Sociapitalism: How the Government Became the Next Bubble
Tuesday, April 26, 2011
In the last thirteen years, a new financial order replaced capitalism in America. With cat-like tread, this transformation has caught most Americans unaware, let alone some of country’s best financial minds (many of them fascist anyway).
This new order constitutes the socializing of risk, a concept I have termed: Sociapitalism.
Sociapitalism is different than Social Capitalism – a European concept. Social capitalism is the redistribution of wealth through social programs, such as unemployment benefits, food stamps, and government housing. Sociapitalism is not a redistribution of wealth, but a redistribution of risk. The government transfers risk from one entity to the system, securing the safety of the entity.
Social capitalism allows corporate failure. Sociapitalism does not, reducing the only possibility of failure to the sovereign state.
For the most part, our country was founded on the principle that success or failure should be predicated on one’s own merits. The weak died, the strong survived. Depressions and recessions cleansed the system, firming up the foundation for the next economic advancement. Capitalism brought corruption – true – but that corruption was eventually punished with failure. Failure distinguishes capitalism from all other economic systems.

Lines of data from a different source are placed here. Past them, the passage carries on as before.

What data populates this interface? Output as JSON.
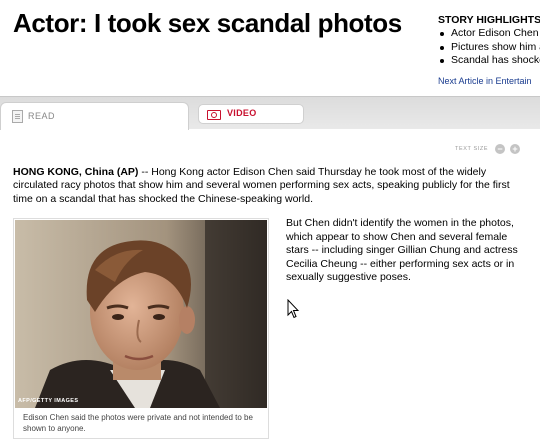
{
  "headline": "Actor: I took sex scandal photos",
  "highlights": {
    "title": "STORY HIGHLIGHTS",
    "items": [
      "Actor Edison Chen sa",
      "Pictures show him ar",
      "Scandal has shocked"
    ],
    "next_link": "Next Article in Entertain"
  },
  "tabs": {
    "read": "READ",
    "video": "VIDEO"
  },
  "text_size": {
    "label": "TEXT SIZE",
    "minus": "−",
    "plus": "+"
  },
  "article": {
    "dateline": "HONG KONG, China (AP)",
    "lead": " -- Hong Kong actor Edison Chen said Thursday he took most of the widely circulated racy photos that show him and several women performing sex acts, speaking publicly for the first time on a scandal that has shocked the Chinese-speaking world.",
    "para2": "But Chen didn't identify the women in the photos, which appear to show Chen and several female stars -- including singer Gillian Chung and actress Cecilia Cheung -- either performing sex acts or in sexually suggestive poses."
  },
  "photo": {
    "credit": "AFP/GETTY IMAGES",
    "caption": "Edison Chen said the photos were private and not intended to be shown to anyone."
  },
  "icons": [
    "document-icon",
    "video-camera-icon",
    "mouse-cursor-icon"
  ]
}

That model has changed, and it became visibly apparent in 1998 when the government orchestrated the bailout of Long Term Capital Management. In hindsight, this intervention may have been the biggest mistake in American financial history. If Long Term Capital Management would have failed, Lehman Brothers would have likely failed at that time, and the United States would have fallen into a recession. Positively, the United States would have averted an equity bubble, Glass Steagall would have never been repealed, and the system would have been cleansed from the froth of the late nineties.